Highlights & Insights¶
- Applying interpretability tools to an engineering problem: The work elegantly transfers integrated gradients from "explaining model predictions" to "attributing quantization error," with axiomatic attribution providing theoretical guarantees for sensitivity estimation.
- Zero additional inference overhead: QIG is computed solely during calibration; post-quantization inference is identical to the baseline.
- The paper systematically refutes SFT gradients and attention scores—two intuitively appealing proxies—thereby strengthening the case for QIG.
Limitations & Future Work¶
- The calibration set is fixed at 128 samples; the impact of calibration set selection on QIG remains unexplored.
- The number of integration steps in QIG is a hyperparameter whose sensitivity is not thoroughly discussed.
- Validation is limited to the 7B–26B scale; effectiveness on larger models (70B+) is unknown.
- The 1.5× IQR clipping threshold is a classical statistical default; whether it is optimal for quantization scenarios warrants further investigation.
Related Work & Insights¶
- vs. MBQ: MBQ applies modality-level gradient weighting, whereas QIG operates at the token level with quantization-aware integrated gradients, offering finer granularity and a direct link to quantization error.
- vs. AWQ/GPTQ: These methods do not account for multimodal structure; QIG is specifically designed for the heterogeneous token sequences in LVLMs.

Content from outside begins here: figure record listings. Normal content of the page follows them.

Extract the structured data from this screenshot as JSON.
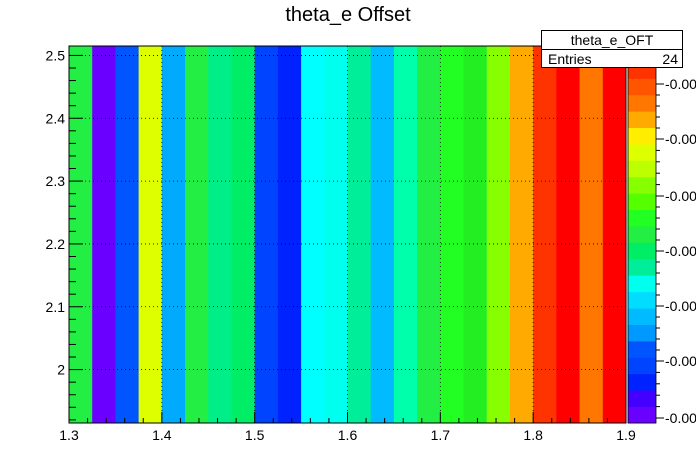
{
  "chart_data": {
    "type": "heatmap",
    "title": "theta_e Offset",
    "xlabel": "",
    "ylabel": "",
    "xlim": [
      1.3,
      1.9
    ],
    "ylim": [
      1.915,
      2.515
    ],
    "x_ticks": [
      "1.3",
      "1.4",
      "1.5",
      "1.6",
      "1.7",
      "1.8",
      "1.9"
    ],
    "y_ticks": [
      "2",
      "2.1",
      "2.2",
      "2.3",
      "2.4",
      "2.5"
    ],
    "x_bin_edges": [
      1.3,
      1.325,
      1.35,
      1.375,
      1.4,
      1.425,
      1.45,
      1.475,
      1.5,
      1.525,
      1.55,
      1.575,
      1.6,
      1.625,
      1.65,
      1.675,
      1.7,
      1.725,
      1.75,
      1.775,
      1.8,
      1.825,
      1.85,
      1.875,
      1.9
    ],
    "colors": [
      "#22ee44",
      "#6a00ff",
      "#0055ff",
      "#ddff00",
      "#00aaff",
      "#22ee44",
      "#00ee88",
      "#00ee66",
      "#0044ff",
      "#0022ff",
      "#00ffff",
      "#00ffee",
      "#00ee99",
      "#00bbff",
      "#00ffaa",
      "#22ee44",
      "#22ff22",
      "#22ee22",
      "#88ff00",
      "#ffaa00",
      "#ff3300",
      "#ff0000",
      "#ff7700",
      "#ff0000"
    ],
    "grid": true,
    "palette_tick_label": "-0.00",
    "palette_colors": [
      "#6a00ff",
      "#4400ff",
      "#0022ff",
      "#0044ff",
      "#0055ff",
      "#0099ff",
      "#00bbff",
      "#00ddff",
      "#00ffee",
      "#00ee99",
      "#00ee66",
      "#22ee44",
      "#22ff22",
      "#55ff00",
      "#88ff00",
      "#bbff00",
      "#ddff00",
      "#ffee00",
      "#ffaa00",
      "#ff7700",
      "#ff5500",
      "#ff3300"
    ]
  },
  "stats": {
    "name": "theta_e_OFT",
    "entries_label": "Entries",
    "entries_value": "24"
  }
}
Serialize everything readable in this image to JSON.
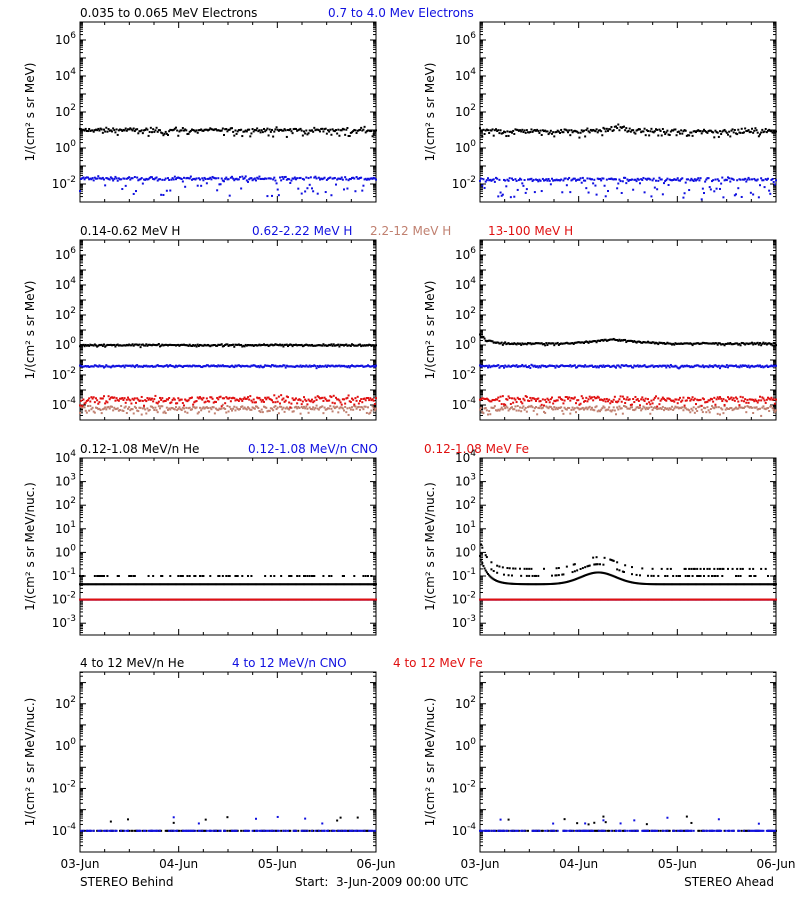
{
  "colors": {
    "black": "#000000",
    "blue": "#1010e0",
    "salmon": "#c08070",
    "red": "#e01010"
  },
  "footer": {
    "left_label": "STEREO Behind",
    "center_label": "Start:  3-Jun-2009 00:00 UTC",
    "right_label": "STEREO Ahead"
  },
  "x_ticks": [
    "03-Jun",
    "04-Jun",
    "05-Jun",
    "06-Jun"
  ],
  "chart_data": [
    {
      "type": "scatter",
      "row": 1,
      "legend": [
        {
          "name": "0.035 to 0.065 MeV Electrons",
          "color": "black"
        },
        {
          "name": "0.7 to 4.0 Mev Electrons",
          "color": "blue"
        }
      ],
      "ylabel": "1/(cm² s sr MeV)",
      "yscale": "log",
      "ylim_exp": [
        -3,
        7
      ],
      "ytick_exps": [
        -2,
        0,
        2,
        4,
        6
      ],
      "xlim_days": [
        0,
        3
      ],
      "panels": [
        {
          "spacecraft": "STEREO Behind",
          "series": [
            {
              "color": "black",
              "base_exp": 1.0,
              "jitter": 0.12,
              "scatter": 0.15
            },
            {
              "color": "blue",
              "base_exp": -1.7,
              "jitter": 0.1,
              "scatter": 0.5
            }
          ]
        },
        {
          "spacecraft": "STEREO Ahead",
          "series": [
            {
              "color": "black",
              "base_exp": 0.95,
              "jitter": 0.12,
              "scatter": 0.15,
              "bump": {
                "day": 1.4,
                "amp": 0.25,
                "width": 0.1
              }
            },
            {
              "color": "blue",
              "base_exp": -1.75,
              "jitter": 0.1,
              "scatter": 0.5
            }
          ]
        }
      ]
    },
    {
      "type": "scatter",
      "row": 2,
      "legend": [
        {
          "name": "0.14-0.62 MeV H",
          "color": "black"
        },
        {
          "name": "0.62-2.22 MeV H",
          "color": "blue"
        },
        {
          "name": "2.2-12 MeV H",
          "color": "salmon"
        },
        {
          "name": "13-100 MeV H",
          "color": "red"
        }
      ],
      "ylabel": "1/(cm² s sr MeV)",
      "yscale": "log",
      "ylim_exp": [
        -5,
        7
      ],
      "ytick_exps": [
        -4,
        -2,
        0,
        2,
        4,
        6
      ],
      "xlim_days": [
        0,
        3
      ],
      "panels": [
        {
          "spacecraft": "STEREO Behind",
          "series": [
            {
              "color": "black",
              "base_exp": 0.0,
              "jitter": 0.05,
              "scatter": 0.05
            },
            {
              "color": "blue",
              "base_exp": -1.4,
              "jitter": 0.06,
              "scatter": 0.05
            },
            {
              "color": "salmon",
              "base_exp": -4.2,
              "jitter": 0.15,
              "scatter": 0.2
            },
            {
              "color": "red",
              "base_exp": -3.6,
              "jitter": 0.2,
              "scatter": 0.2
            }
          ]
        },
        {
          "spacecraft": "STEREO Ahead",
          "series": [
            {
              "color": "black",
              "base_exp": 0.1,
              "jitter": 0.05,
              "scatter": 0.05,
              "start_spike": 0.6,
              "bump": {
                "day": 1.35,
                "amp": 0.25,
                "width": 0.3
              }
            },
            {
              "color": "blue",
              "base_exp": -1.4,
              "jitter": 0.06,
              "scatter": 0.05
            },
            {
              "color": "salmon",
              "base_exp": -4.2,
              "jitter": 0.15,
              "scatter": 0.2
            },
            {
              "color": "red",
              "base_exp": -3.6,
              "jitter": 0.2,
              "scatter": 0.2
            }
          ]
        }
      ]
    },
    {
      "type": "scatter",
      "row": 3,
      "legend": [
        {
          "name": "0.12-1.08 MeV/n He",
          "color": "black"
        },
        {
          "name": "0.12-1.08 MeV/n CNO",
          "color": "blue"
        },
        {
          "name": "0.12-1.08 MeV Fe",
          "color": "red"
        }
      ],
      "ylabel": "1/(cm² s sr MeV/nuc.)",
      "yscale": "log",
      "ylim_exp": [
        -3.5,
        4
      ],
      "ytick_exps": [
        -3,
        -2,
        -1,
        0,
        1,
        2,
        3,
        4
      ],
      "xlim_days": [
        0,
        3
      ],
      "panels": [
        {
          "spacecraft": "STEREO Behind",
          "series": [
            {
              "color": "black",
              "base_exp": -1.35,
              "jitter": 0.0,
              "scatter": 0.0,
              "levels": [
                -1.35,
                -1.0
              ]
            },
            {
              "color": "blue",
              "base_exp": -2.0,
              "jitter": 0.0,
              "scatter": 0.0
            },
            {
              "color": "red",
              "base_exp": -2.0,
              "jitter": 0.0,
              "scatter": 0.0
            }
          ]
        },
        {
          "spacecraft": "STEREO Ahead",
          "series": [
            {
              "color": "black",
              "base_exp": -1.35,
              "jitter": 0.0,
              "scatter": 0.0,
              "levels": [
                -1.35,
                -1.0,
                -0.7
              ],
              "start_spike": 1.2,
              "bump": {
                "day": 1.2,
                "amp": 0.5,
                "width": 0.25
              }
            },
            {
              "color": "blue",
              "base_exp": -2.0,
              "jitter": 0.0,
              "scatter": 0.0
            },
            {
              "color": "red",
              "base_exp": -2.0,
              "jitter": 0.0,
              "scatter": 0.0
            }
          ]
        }
      ]
    },
    {
      "type": "scatter",
      "row": 4,
      "legend": [
        {
          "name": "4 to 12 MeV/n He",
          "color": "black"
        },
        {
          "name": "4 to 12 MeV/n CNO",
          "color": "blue"
        },
        {
          "name": "4 to 12 MeV Fe",
          "color": "red"
        }
      ],
      "ylabel": "1/(cm² s sr MeV/nuc.)",
      "yscale": "log",
      "ylim_exp": [
        -5,
        3.5
      ],
      "ytick_exps": [
        -4,
        -2,
        0,
        2
      ],
      "xlim_days": [
        0,
        3
      ],
      "panels": [
        {
          "spacecraft": "STEREO Behind",
          "series": [
            {
              "color": "black",
              "base_exp": -4.0,
              "jitter": 0.0,
              "scatter": 0.0,
              "sparse": true
            },
            {
              "color": "blue",
              "base_exp": -4.0,
              "jitter": 0.0,
              "scatter": 0.0,
              "sparse": true
            }
          ]
        },
        {
          "spacecraft": "STEREO Ahead",
          "series": [
            {
              "color": "black",
              "base_exp": -4.0,
              "jitter": 0.0,
              "scatter": 0.0,
              "sparse": true
            },
            {
              "color": "blue",
              "base_exp": -4.0,
              "jitter": 0.0,
              "scatter": 0.0,
              "sparse": true
            }
          ]
        }
      ]
    }
  ]
}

- The token-level sensitivity analysis framework is transferable to LVLM pruning and knowledge distillation.
Rating¶
- Novelty: ⭐⭐⭐⭐ Cross-domain transfer from interpretability to quantization is original.
- Experimental Thoroughness: ⭐⭐⭐⭐ Multiple models, benchmarks, and settings; systematic ablation study.
- Writing Quality: ⭐⭐⭐⭐ Motivation analysis and visualizations are well executed.
- Value: ⭐⭐⭐⭐ A plug-and-play PTQ improvement with high practical utility.